Film screening spotlights girls’ education
‘Girl Rising’ will show at the library
Orphan Sokha would dream of sharpened pencils and stacked books when she would rummage through trash hoping to find something of worth.
Sokha, who was one of many Cambodian children forced to scavenge landfills for valuable items, was not enrolled in school at the time. She was where, as writer Loung Ung put it, “a girl is one more thing the world has thrown away.”
Ung’s story on Sokha, narrated by Alicia Keys in the film “Girl Rising,” is part of why Emma Stephens is hoping to shine light on the need to educate more girls.
Stephens said the lack of public awareness is a barrier to increasing girls’ education, adding there are 66 million girls in the world who aren’t in school.
Stephens has planned a free screening in Park City of “Girl Rising,” a film that tells the struggles of girls from across the globe fighting for an education.
The film, part of her capstone project at Columbia University’s Barnard College, will show at 6:30 p.m. Monday, March 13, at the Park City Library.
The college senior also organized a group of panelists who will speak after “Girl Rising’s” credits roll.
“The film is really designed to educate people about the issue and show people what’s going on,” Stephens said. “The panel is designed to teach people what they can do to help, whether it’s from their homes or on a volunteer trip.”
Like Sokha, Stephens has a story. A graduate from Park City High School, she recognized how privileged she was to have access to public education when she went to Cambodia on a volunteer trip with Youthlinc, a nonprofit that does service projects abroad.
While in Cambodia, Stephens met a man who was targeted in the 1970s by the Khmer Rouge Regime. He was tortured for being educated.
“I remember sitting on the floor in his home, hearing this story firsthand, thinking how blessed I am to be able to receive an education,” Stephens said. “I think that really struck home for me.”

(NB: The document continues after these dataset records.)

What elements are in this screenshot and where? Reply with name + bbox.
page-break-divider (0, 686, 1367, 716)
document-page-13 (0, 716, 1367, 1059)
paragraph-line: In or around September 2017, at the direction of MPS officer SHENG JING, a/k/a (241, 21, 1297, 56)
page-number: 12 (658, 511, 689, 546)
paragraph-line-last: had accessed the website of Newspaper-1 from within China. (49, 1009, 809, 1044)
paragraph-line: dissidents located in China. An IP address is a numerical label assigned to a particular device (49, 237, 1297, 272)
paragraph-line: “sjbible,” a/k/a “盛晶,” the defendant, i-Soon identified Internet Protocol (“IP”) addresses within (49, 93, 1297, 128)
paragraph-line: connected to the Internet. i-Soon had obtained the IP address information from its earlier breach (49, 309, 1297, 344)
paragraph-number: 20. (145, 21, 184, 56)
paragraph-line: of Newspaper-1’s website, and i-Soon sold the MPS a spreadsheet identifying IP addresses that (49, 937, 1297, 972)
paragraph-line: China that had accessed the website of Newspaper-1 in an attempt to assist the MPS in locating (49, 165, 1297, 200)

The realization from the trip she took as a high-school student stayed with Stephens when she headed to college in New York City. But it was her volunteer work at an event hosted by first lady Michelle Obama that truly opened her eyes to the need for more opportunities for girls not in school.
The event, Broadway Shines a Light on Girls’ Education, welcomed four young women, who spoke about overcoming poverty, child marriage and the lack of access to education.
Halima Robert’s story spoke to Stephens. From Malawi, Robert was a child bride forced to drop out of school. Fortunately, she was able to escape her marriage and return to school. Stephens hopes there will soon be more stories like Robert’s.
Stephens thinks girls in developing countries, who often stay home while their brothers go to school, also deserve an education. She doesn’t think the country one is born in should determine a person’s path to education.
The college student feels her panelists will convey the need for girls’ education.
The list of speakers includes Nancy Lyon, a former United Nations representative for the Mormon Church, and Rinda Hayes, founder of the nonprofit Kenya Keys.
Justin Powell, one of the panelists and executive director of Youthlinc, wants to talk about the many issues that can be solved if more girls are educated.
“When I started getting to the core of the humanitarian issues they (developing countries) are up against, it seemed to me that a lot of it boiled down to girls’ access to education or the value people place on girls,” he said.
Stephens added that giving girls access to education will help break cycles of poverty in many cultures.
Educated women are more likely to marry and have children later, educate their own children and fight for their rights, Stephens said.
“Girl Rising” will screen at 6:30 p.m. Monday, March 13, at the Park City Library, 1255 Park Ave. Three panelists — Justin Powell, Nancy Lyon and Rinda Hayes — will lead a conversation once the film ends.